MONEY recently launched Dollar Scholar, a new personal finance newsletter written by a 27-year-old who’s still figuring it out: me.
Every week, I’ll talk to experts about a money question I have, whether that’s “Are online banks sketchy? or “How many credit cards do I need?” As I learn, I’ll share simple ways to improve your financial life… and post some funny memes.
This is (part of) the sixth issue. Check it out below, then subscribe to get future editions of Dollar Scholar every Wednesday.
Here is a short list of things I know a lot about: Yorkshire terriers, Renaissance art, young adult literature, Vine compilations, millennial voters, mid-2000s teen TV shows, memes and the Elvis-is-alive conspiracy theory. Here is a shorter list of things I do NOT know a lot about: credit.
Despite my best efforts, I’m still learning the ins and outs of it. For example, I’ve previously written about my credit score, but I’m a little confused about how the credit bureaus work and what makes an inquiry hard or soft.

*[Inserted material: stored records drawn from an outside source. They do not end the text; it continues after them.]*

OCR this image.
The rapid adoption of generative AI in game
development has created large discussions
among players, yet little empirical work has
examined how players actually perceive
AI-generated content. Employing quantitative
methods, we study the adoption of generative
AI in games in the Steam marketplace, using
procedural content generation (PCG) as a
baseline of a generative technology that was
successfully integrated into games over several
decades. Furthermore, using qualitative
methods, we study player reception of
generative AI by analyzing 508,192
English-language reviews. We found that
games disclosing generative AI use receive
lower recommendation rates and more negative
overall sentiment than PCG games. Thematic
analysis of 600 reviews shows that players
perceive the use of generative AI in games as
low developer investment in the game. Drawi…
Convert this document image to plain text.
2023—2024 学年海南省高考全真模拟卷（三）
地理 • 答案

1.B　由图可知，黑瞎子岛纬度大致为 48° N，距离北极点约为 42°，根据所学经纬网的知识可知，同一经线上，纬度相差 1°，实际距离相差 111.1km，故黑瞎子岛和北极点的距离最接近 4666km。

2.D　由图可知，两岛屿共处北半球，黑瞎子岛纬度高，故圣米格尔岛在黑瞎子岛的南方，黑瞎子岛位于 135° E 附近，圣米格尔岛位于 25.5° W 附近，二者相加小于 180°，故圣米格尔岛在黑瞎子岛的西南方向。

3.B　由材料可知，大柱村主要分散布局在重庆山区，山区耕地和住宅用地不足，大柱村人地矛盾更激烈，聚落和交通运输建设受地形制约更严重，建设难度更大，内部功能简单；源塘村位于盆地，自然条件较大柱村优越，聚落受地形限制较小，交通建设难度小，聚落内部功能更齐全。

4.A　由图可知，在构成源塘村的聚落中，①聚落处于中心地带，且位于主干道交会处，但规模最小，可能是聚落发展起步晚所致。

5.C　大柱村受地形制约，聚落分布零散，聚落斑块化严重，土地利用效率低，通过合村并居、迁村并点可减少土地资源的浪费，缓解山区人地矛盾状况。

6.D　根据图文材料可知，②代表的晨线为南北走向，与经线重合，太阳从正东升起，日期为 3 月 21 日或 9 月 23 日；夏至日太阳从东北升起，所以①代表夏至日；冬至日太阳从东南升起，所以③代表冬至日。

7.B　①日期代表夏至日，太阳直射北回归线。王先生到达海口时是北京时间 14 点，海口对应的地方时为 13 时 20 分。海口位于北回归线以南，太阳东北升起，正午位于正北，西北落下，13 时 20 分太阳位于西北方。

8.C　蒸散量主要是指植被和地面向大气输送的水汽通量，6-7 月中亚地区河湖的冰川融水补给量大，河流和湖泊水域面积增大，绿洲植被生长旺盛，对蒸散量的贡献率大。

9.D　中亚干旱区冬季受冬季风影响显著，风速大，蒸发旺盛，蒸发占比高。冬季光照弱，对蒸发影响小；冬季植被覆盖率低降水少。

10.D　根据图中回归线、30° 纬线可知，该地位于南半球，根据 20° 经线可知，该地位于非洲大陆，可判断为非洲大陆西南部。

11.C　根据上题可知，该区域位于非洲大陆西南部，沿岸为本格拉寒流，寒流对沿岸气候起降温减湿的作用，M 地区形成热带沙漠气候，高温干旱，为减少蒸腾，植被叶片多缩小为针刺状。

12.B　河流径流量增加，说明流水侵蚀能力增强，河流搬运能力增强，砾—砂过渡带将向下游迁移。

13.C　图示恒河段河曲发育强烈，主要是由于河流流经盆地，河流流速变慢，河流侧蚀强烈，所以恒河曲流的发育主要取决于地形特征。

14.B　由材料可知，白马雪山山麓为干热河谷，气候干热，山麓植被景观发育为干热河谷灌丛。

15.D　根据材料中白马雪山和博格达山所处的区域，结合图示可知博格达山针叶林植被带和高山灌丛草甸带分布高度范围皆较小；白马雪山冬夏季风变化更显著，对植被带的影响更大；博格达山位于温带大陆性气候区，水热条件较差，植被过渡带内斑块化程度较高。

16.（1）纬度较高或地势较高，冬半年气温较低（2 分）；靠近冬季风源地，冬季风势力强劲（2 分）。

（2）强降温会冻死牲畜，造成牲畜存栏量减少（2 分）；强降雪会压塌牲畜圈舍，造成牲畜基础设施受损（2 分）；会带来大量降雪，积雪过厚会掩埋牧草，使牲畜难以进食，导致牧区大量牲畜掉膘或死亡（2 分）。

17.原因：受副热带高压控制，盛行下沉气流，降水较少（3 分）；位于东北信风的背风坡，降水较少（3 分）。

So I had no insight when a friend recently asked me for advice about her credit limit. What is a credit limit, anyway? How do I get a higher one? Wait, should I get a higher one?
Rod Griffin, director of consumer education and awareness for Experian, got on the phone to walk me through the basics. He said credit limits are what they sound like: They refer to the maximum amount a person can charge on a card. The credit card company sets the limit; the customer has to follow it.
Unfortunately for my eyeliner and black nail polish, there’s not really room for rebelling. If I go over the limit, Griffin said either my purchase will be declined or I’ll have to pay an (ingeniously named) over-the-limit fee.
There’s actually an interesting federal law involved here. The Credit CARD Act of 2009 — we’re killing it with the names, you guys — only just put restrictions on how much companies could charge for going over the limit. It also made it so customers had to opt in to over-limit coverage.
President Barack Obama signed the act into law, and it apparently had its intended effect: The Consumer Financial Protection Bureau found in 2015 that the law had helped people avoid some $9 billion in over-limit fees.
Thanks, Obama. (Really.)
That doesn’t mean it’s OK to spend recklessly, though. As Griffin says, “There are a lot of things to be aware of when it comes to credit limits and your credit overall.”
One of the factors that influences a person’s credit score is their utilization rate, which is calculated by dividing how much credit you’re using by how much credit you have. Griffin said your utilization rate should always be less than 30% — AKA, it should stay far, far away from your limit.
It is possible to get your credit limit raised, in turn lowering your utilization rate and theoretically boosting your score. In fact, Griffin said it often happens automatically. I checked and sure enough, my credit limit has been increased twice since 2016 without me asking. Sweet.
You can also request to have your limit raised — sometimes it’s as easy as clicking a button on your card company’s website. But it’s not always a good thing. Griffin said it could be treated as a hard inquiry on your credit report, which could in turn hurt your score. Plus, it could enable bad spending habits.
“The challenge comes when a person is asking to increase their credit limit because they’re maxing out their credit cards, because they’re misusing them,” he says. “They’re charging to the maximum consistently and looking for a way around reducing their debts.”
If you have a case like this, Griffin said it might be better to focus your efforts on making payments to decrease your balance than asking for a credit limit increase.
What’s a scenario in which it would make sense for a person to ask for a credit limit increase? If you regularly put your card down for business expenses and find yourself nearing the limit while waiting to get reimbursed, it might be a smart move.